We want to feel seen and heard – it’s a basic human desire. However, we can forget that just as much as we want that, so do many others we interact with daily. This desire can particularly apply to folks historically excluded from even contemplating the idea that their feelings are as valid as the rest.
Centering ourselves means that when faced with the opportunity to listen to someone else’s experience, we interrupt the conversation by focusing on our own. We take the energy that was supposed to be spent on truly listening and pour it into making it known that your privilege or discomfort within the situation is more critical.
This is why we must practice active and empathic listening. To many, it’s such a simple concept, but how we listen to others informs our responses which informs how we make them feel. We must listen to understand rather than respond.
When we’re faced with someone sharing their experience, we should actively practice creating a space in which the person feels comfortable continuing to share if they so choose to.
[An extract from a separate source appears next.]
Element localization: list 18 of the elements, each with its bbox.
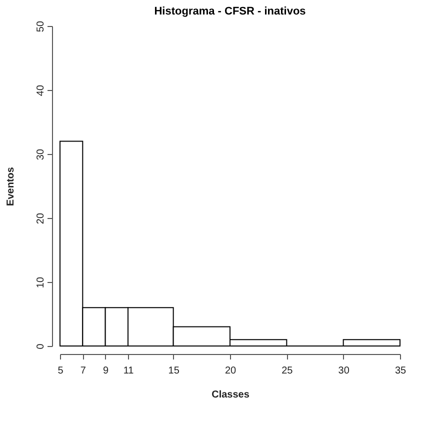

Sometimes, even asking questions that you think to signal curiosity can indicate you were too busy thinking of the next question instead of truly listening.
For example; when someone is telling you a story about their upbringing and how that’s shaped their life, try saying something like, “It seems like this part of your life is something you still carry with you,” as opposed to something like “Was your favorite part ‘X’?” The main reason is that when you listen closely and respond with a statement that starts with “It seems like…” or “It sounds like…,” you often allow the other person to open up more and talk about what they choose to talk about, rather than putting the focus on the question or topic you thought about as they were speaking.
Centering ourselves also happens when we’re uncomfortable and, unfortunately, contributes to the erasure of peoples’ experiences. The movements and conversations we’re seeing in our world are for the betterment of people and their communities – it’s not about making those who are privileged look like good people. While we all face our battles, we must show up fully when we decide to advocate for others.
A pause and some quick reflection can most times help us decenter ourselves. Note: the honest answers aren’t always the easiest ones. Here are a few questions we can ask before contributing to a conversation:
- Who is this for? Who does this help?
- Am I searching for someone to console me?
- Am I sharing my experience to indicate how others should feel?
We have to do the work to recognize when our perspective is causing more harm than good. Let’s be okay with taking pauses and responsibility for how we show up in conversations that could ultimately change our world.